For bottling, a temperature near or slightly below 32 °F (0 °C) will help keep the gas dissolved in the wine and minimize excess foaming. Following the manufacturer’s instructions, connect your counter-pressure filler to the CO2 system and the full keg. Chill two cases of empty Champagne bottles. Use your filler to fill each bottle under pressure and quickly cap or cork. 

A wing-type beer bottle capper is quick and easy. If you are using plastic corks, set the full bottle on a wooden block, begin inserting the cork, and drive it home with a rubber mallet. For Champagne corks and a Champagne floor corker, drop a cork between the jaws and set the full bottle on the platform. Pull down the arm, inserting the cork until a suitable mushroom-shaped head is left. Push the arm back up and pull the bottle down, freeing the cork through the hinged plate. For either plastic or cork stoppers, install a wire cage and give it six half-turns to hold the cork down. Wires are not needed for crown caps. Now fill another 23 bottles and you have two cases of Charmat sparkling wine! Chill and enjoy.

If that sounded like a lot of work, here is a simplification. It will not be fully Charmat style, but a very close approximation. Since we are home winemakers, we can do whatever we want, which in this case is force carbonation. For this process, you still need a CO2 tank and regulator. You only need one soda syrup keg and no filter. If you want to bottle, you still need a counter-pressure filler. 

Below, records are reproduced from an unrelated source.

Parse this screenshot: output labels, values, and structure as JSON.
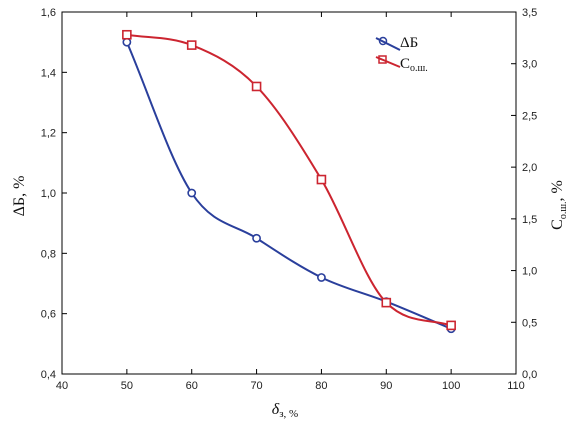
{
  "chart_data": {
    "type": "line",
    "x": [
      50,
      60,
      70,
      80,
      90,
      100
    ],
    "xlabel": "δз, %",
    "xlabel_main": "δ",
    "xlabel_sub": "з, %",
    "xlim": [
      40,
      110
    ],
    "xticks": [
      40,
      50,
      60,
      70,
      80,
      90,
      100,
      110
    ],
    "ylabel_left": "ΔБ, %",
    "ylim_left": [
      0.4,
      1.6
    ],
    "yticks_left": [
      "0,4",
      "0,6",
      "0,8",
      "1,0",
      "1,2",
      "1,4",
      "1,6"
    ],
    "ylabel_right_main": "C",
    "ylabel_right_sub": "о.ш.",
    "ylabel_right_unit": ", %",
    "ylim_right": [
      0,
      3.5
    ],
    "yticks_right": [
      "0,0",
      "0,5",
      "1,0",
      "1,5",
      "2,0",
      "2,5",
      "3,0",
      "3,5"
    ],
    "grid": false,
    "legend_position": "top-right",
    "series": [
      {
        "name": "ΔБ",
        "axis": "left",
        "marker": "circle",
        "color": "#2a3f9c",
        "values": [
          1.5,
          1.0,
          0.85,
          0.72,
          0.64,
          0.55
        ]
      },
      {
        "name": "C о.ш.",
        "name_main": "C",
        "name_sub": "о.ш.",
        "axis": "right",
        "marker": "square",
        "color": "#cc2530",
        "values": [
          3.28,
          3.18,
          2.78,
          1.88,
          0.69,
          0.47
        ]
      }
    ]
  }
}
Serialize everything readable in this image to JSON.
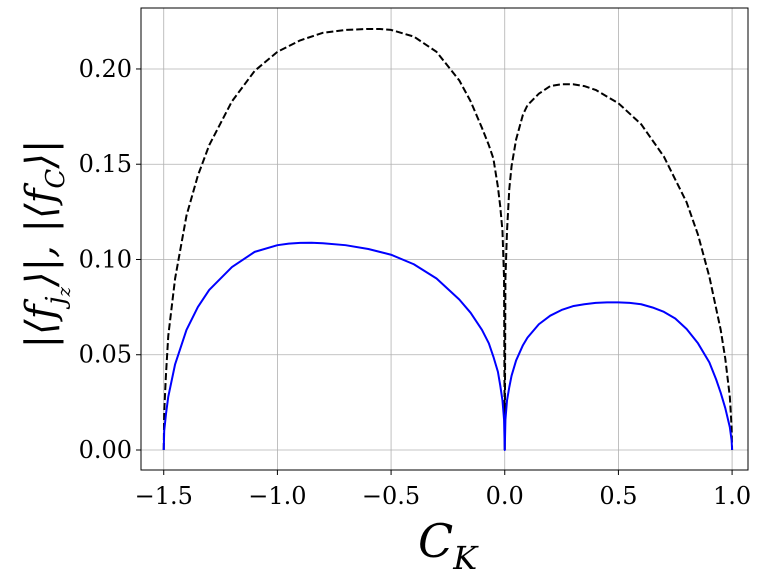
{
  "chart_data": {
    "type": "line",
    "xlabel": "C_K",
    "ylabel": "|⟨f_jz⟩|, |⟨f_C⟩|",
    "xlim": [
      -1.6,
      1.07
    ],
    "ylim": [
      -0.0105,
      0.232
    ],
    "grid": true,
    "x_ticks": [
      -1.5,
      -1.0,
      -0.5,
      0.0,
      0.5,
      1.0
    ],
    "x_tick_labels": [
      "−1.5",
      "−1.0",
      "−0.5",
      "0.0",
      "0.5",
      "1.0"
    ],
    "y_ticks": [
      0.0,
      0.05,
      0.1,
      0.15,
      0.2
    ],
    "y_tick_labels": [
      "0.00",
      "0.05",
      "0.10",
      "0.15",
      "0.20"
    ],
    "series": [
      {
        "style": "dashed",
        "color": "#000000",
        "x": [
          -1.5,
          -1.498,
          -1.49,
          -1.48,
          -1.45,
          -1.4,
          -1.35,
          -1.3,
          -1.2,
          -1.1,
          -1.0,
          -0.9,
          -0.8,
          -0.7,
          -0.6,
          -0.55,
          -0.5,
          -0.4,
          -0.3,
          -0.2,
          -0.15,
          -0.1,
          -0.07,
          -0.05,
          -0.03,
          -0.02,
          -0.01,
          -0.003,
          0.0,
          0.003,
          0.01,
          0.02,
          0.03,
          0.05,
          0.08,
          0.1,
          0.15,
          0.2,
          0.25,
          0.3,
          0.35,
          0.4,
          0.5,
          0.6,
          0.7,
          0.8,
          0.85,
          0.9,
          0.95,
          0.97,
          0.99,
          0.998,
          1.0
        ],
        "y": [
          0.0,
          0.02,
          0.04,
          0.06,
          0.09,
          0.123,
          0.144,
          0.16,
          0.183,
          0.199,
          0.209,
          0.215,
          0.219,
          0.2205,
          0.221,
          0.221,
          0.2205,
          0.217,
          0.209,
          0.194,
          0.183,
          0.169,
          0.16,
          0.153,
          0.138,
          0.128,
          0.115,
          0.09,
          0.0,
          0.09,
          0.115,
          0.137,
          0.149,
          0.163,
          0.176,
          0.181,
          0.187,
          0.191,
          0.192,
          0.192,
          0.191,
          0.189,
          0.182,
          0.171,
          0.154,
          0.13,
          0.113,
          0.091,
          0.063,
          0.048,
          0.028,
          0.012,
          0.0
        ]
      },
      {
        "style": "solid",
        "color": "#0000ff",
        "x": [
          -1.5,
          -1.498,
          -1.49,
          -1.48,
          -1.45,
          -1.4,
          -1.35,
          -1.3,
          -1.2,
          -1.1,
          -1.0,
          -0.95,
          -0.9,
          -0.85,
          -0.8,
          -0.7,
          -0.6,
          -0.5,
          -0.4,
          -0.3,
          -0.2,
          -0.15,
          -0.1,
          -0.07,
          -0.05,
          -0.03,
          -0.02,
          -0.01,
          -0.003,
          0.0,
          0.003,
          0.01,
          0.02,
          0.03,
          0.05,
          0.08,
          0.1,
          0.15,
          0.2,
          0.25,
          0.3,
          0.35,
          0.4,
          0.45,
          0.5,
          0.55,
          0.6,
          0.65,
          0.7,
          0.75,
          0.8,
          0.85,
          0.9,
          0.93,
          0.95,
          0.97,
          0.99,
          0.998,
          1.0
        ],
        "y": [
          0.0,
          0.01,
          0.019,
          0.028,
          0.045,
          0.063,
          0.075,
          0.084,
          0.096,
          0.104,
          0.1075,
          0.1083,
          0.1087,
          0.1088,
          0.1085,
          0.1075,
          0.1055,
          0.1025,
          0.0975,
          0.09,
          0.079,
          0.072,
          0.063,
          0.056,
          0.049,
          0.041,
          0.034,
          0.026,
          0.016,
          0.0,
          0.016,
          0.026,
          0.033,
          0.039,
          0.047,
          0.055,
          0.059,
          0.066,
          0.0705,
          0.0735,
          0.0755,
          0.0765,
          0.0772,
          0.0775,
          0.0775,
          0.0772,
          0.0765,
          0.0748,
          0.0725,
          0.069,
          0.0635,
          0.056,
          0.046,
          0.037,
          0.03,
          0.022,
          0.012,
          0.005,
          0.0
        ]
      }
    ]
  }
}
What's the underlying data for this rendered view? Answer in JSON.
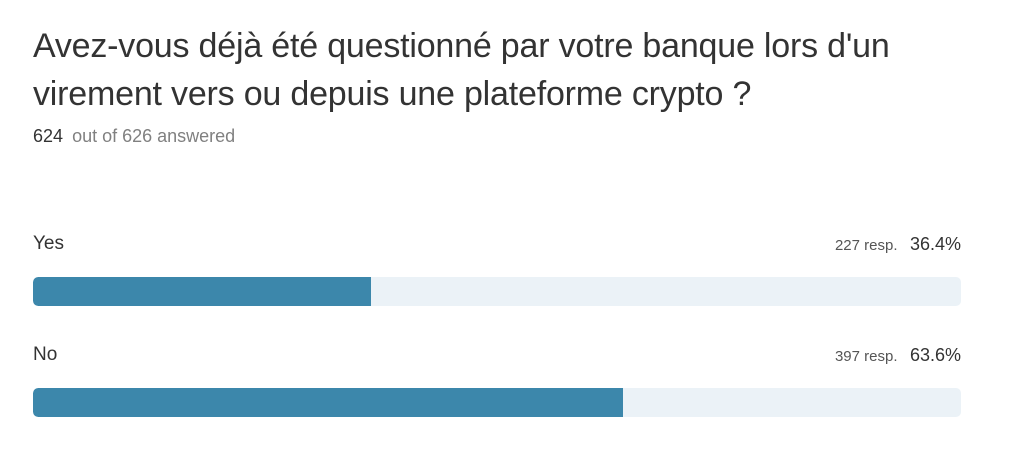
{
  "question": "Avez-vous déjà été questionné par votre banque lors d'un virement vers ou depuis une plateforme crypto ?",
  "answered": {
    "count": "624",
    "of_label": "out of 626 answered"
  },
  "colors": {
    "bar_fill": "#3c87ab",
    "bar_track": "#ebf2f7"
  },
  "chart_data": {
    "type": "bar",
    "title": "Avez-vous déjà été questionné par votre banque lors d'un virement vers ou depuis une plateforme crypto ?",
    "categories": [
      "Yes",
      "No"
    ],
    "values": [
      36.4,
      63.6
    ],
    "responses": [
      227,
      397
    ],
    "value_unit": "percent",
    "xlim": [
      0,
      100
    ],
    "options": [
      {
        "label": "Yes",
        "responses": "227 resp.",
        "percent": "36.4%",
        "value": 36.4
      },
      {
        "label": "No",
        "responses": "397 resp.",
        "percent": "63.6%",
        "value": 63.6
      }
    ]
  }
}
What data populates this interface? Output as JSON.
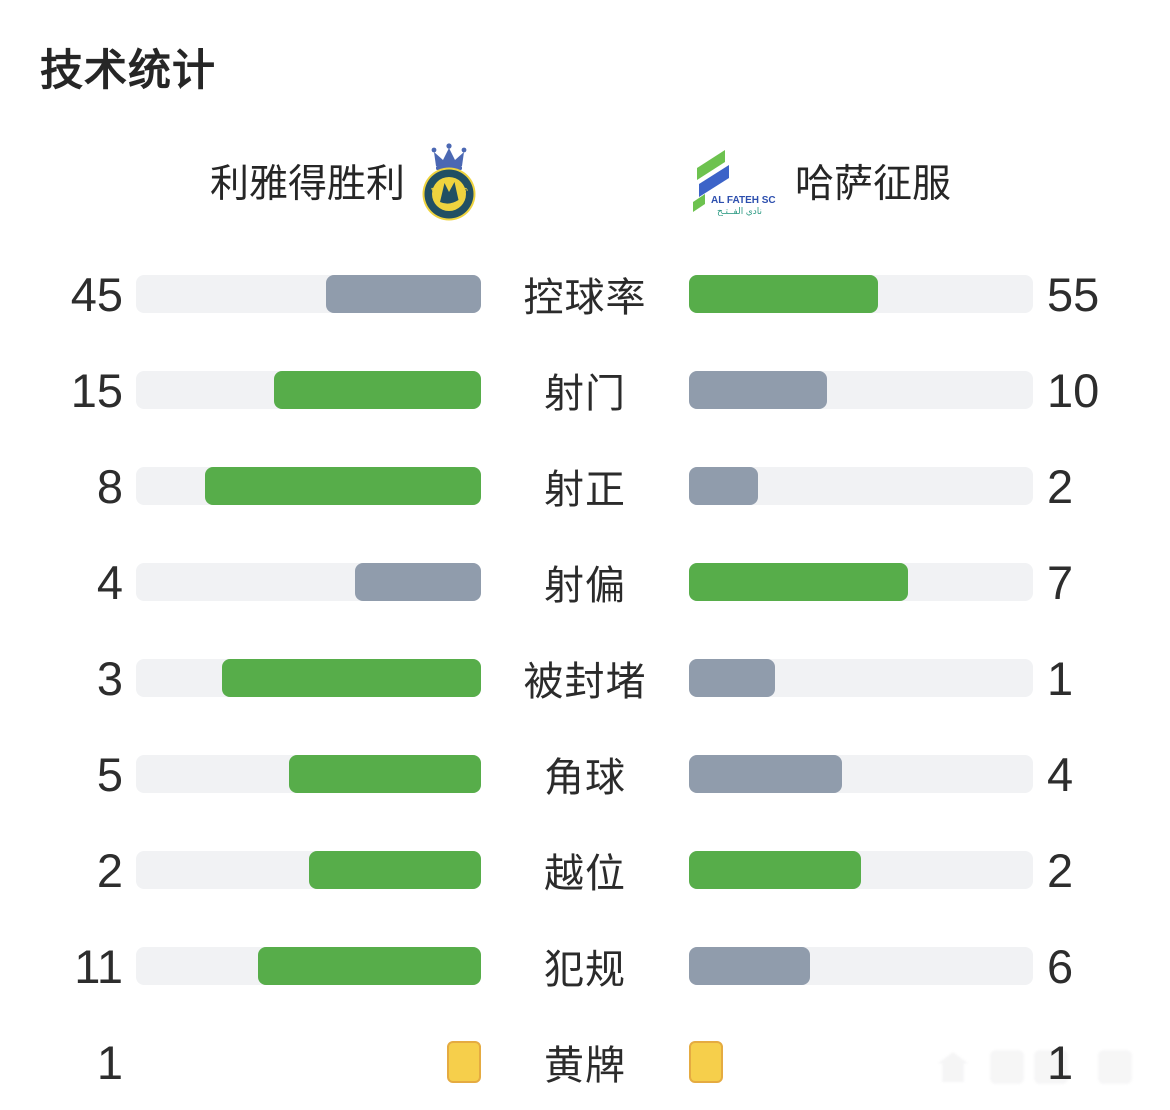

a counter pressure bottle filler that can be used to fill bottles with carbonate beverages
Photo courtesy of MoreWine!

Once again, begin by making your cuvée. Do bench trials to plan your dosage by taste. Make the sugar syrup and add it to your sanitized keg. Rack in your still wine. If you will bottle the sparkling wine, add potassium sorbate stabilizer to prevent refermentation. Follow your supplier’s instructions, usually about one gram per gallon or 0.3 g/L. If you will keep your sparkling wine cold and dispense it on tap, you do not need the sorbate. The cold storage temperature will prevent fermentation.

Seal the keg and flush the headspace with CO2. Chill the keg. Attach the gas supply and set the regulator to your desired pressure. From time-to-time over the next few days, rock or agitate the keg to expedite mixing the gas into the liquid. To review systems and procedures you can use for draft sparkling wine, refer to the “Advanced Winemaking” column on kegging wine in the April-May 2023 issue. 

If you want to bottle sparkling wine, the procedure uses the same counter-pressure system described above. The potassium sorbate takes the place of sterile filtration. Whether bottled or served on draft, your carbonated, slightly sweetened wine is a near relative of Charmat sparkling wine. You simply used industrial carbon dioxide instead of producing it in place through fermentation. The flavor might be slightly different, but I don’t think your guests will complain!